With NSF grant, Dionysis Kalogerias works toward reliable wireless autonomous networks

03/29/2023

From drones and smartphones to self-driving cars and the Internet of Things, wireless autonomous networked systems are all around us. They're performing all kinds of often complex and pervasive data-centric manipulations, such as sensing, processing, learning, and decision-making. 

With a $600,000 grant from the National Science Foundation, Dionysis Kalogerias is working toward making these systems more reliable. The more dependent we are on this technology, the assistant professor of electrical engineering says, the more important it is that it’s robust. For instance, he said, your 5G mobile phone – pretty reliable under average conditions - might lose its signal while exiting a building. If you exit buildings frequently, you want to still be able to communicate effectively; your phone should keep working even when operating conditions are less than ideal. 

“The performance of a wireless device can sometimes be excellent, but sometimes bad,” Kalogerias said. “But you would like it to be good enoughmost of the times.”
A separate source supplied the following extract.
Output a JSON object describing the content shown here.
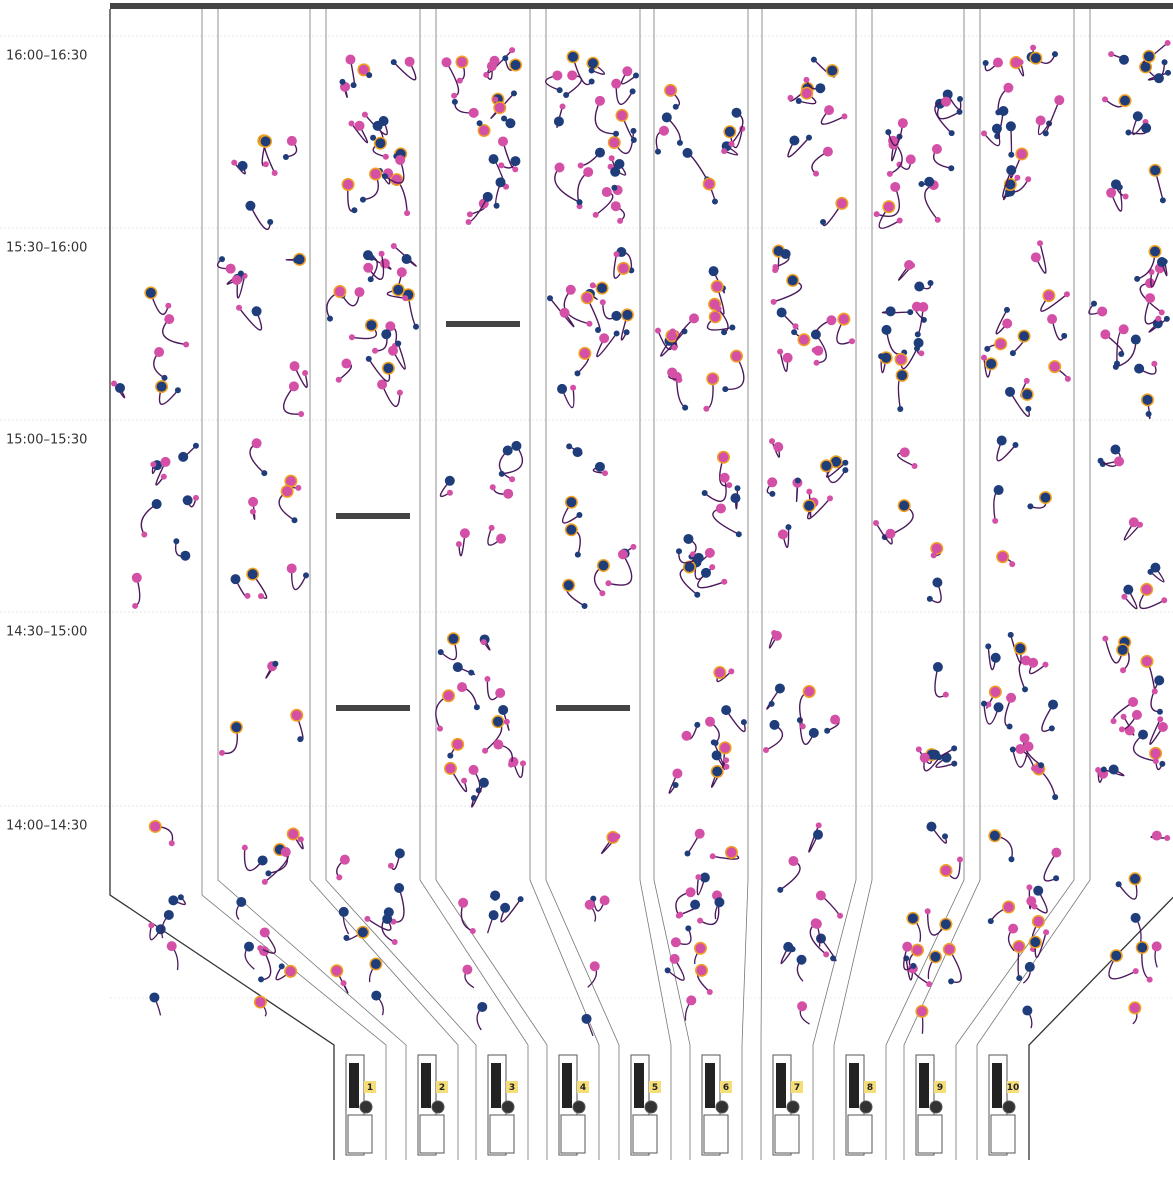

To that end, Kalogerias proposes to develop a risk-aware framework that mitigates the uncertainties inherent to wireless systems, without being too pessimistic. The goal is to design systems that can anticipate bad events and ensure that even when communication channel conditions are bad, users can still communicate effectively, but without significantly hindering performance under nominal conditions. Kalogerias aims for this work to establish a new paradigm in wireless systems resource allocation. 

“I'm trying to bring this systematically to the world of communications or, more generally, wireless systems engineering,” he said. “You try to build systems that are risk-aware, which means that you care about bad events that might happen in the system and you want to be proactive with respect to those bad events, without affecting service quality under the good events too much. Resources have to be allocated proactively, so that you can anticipate bad events and hedge against them effectively. This is somewhat similar to finding good asset allocation strategies for a financial portfolio in an uncertain market.” 

The same principles of the system could be applied to numerous devices, like drones and robotic wireless systems. The project will also be relevant to several areas beyond wireless autonomy — such as finance, economics, energy, and robotics — and may trigger new developments in the intersection of communications, information theory, statistics, and optimization, as well as inspire new tools in risk-aware and constrained learning.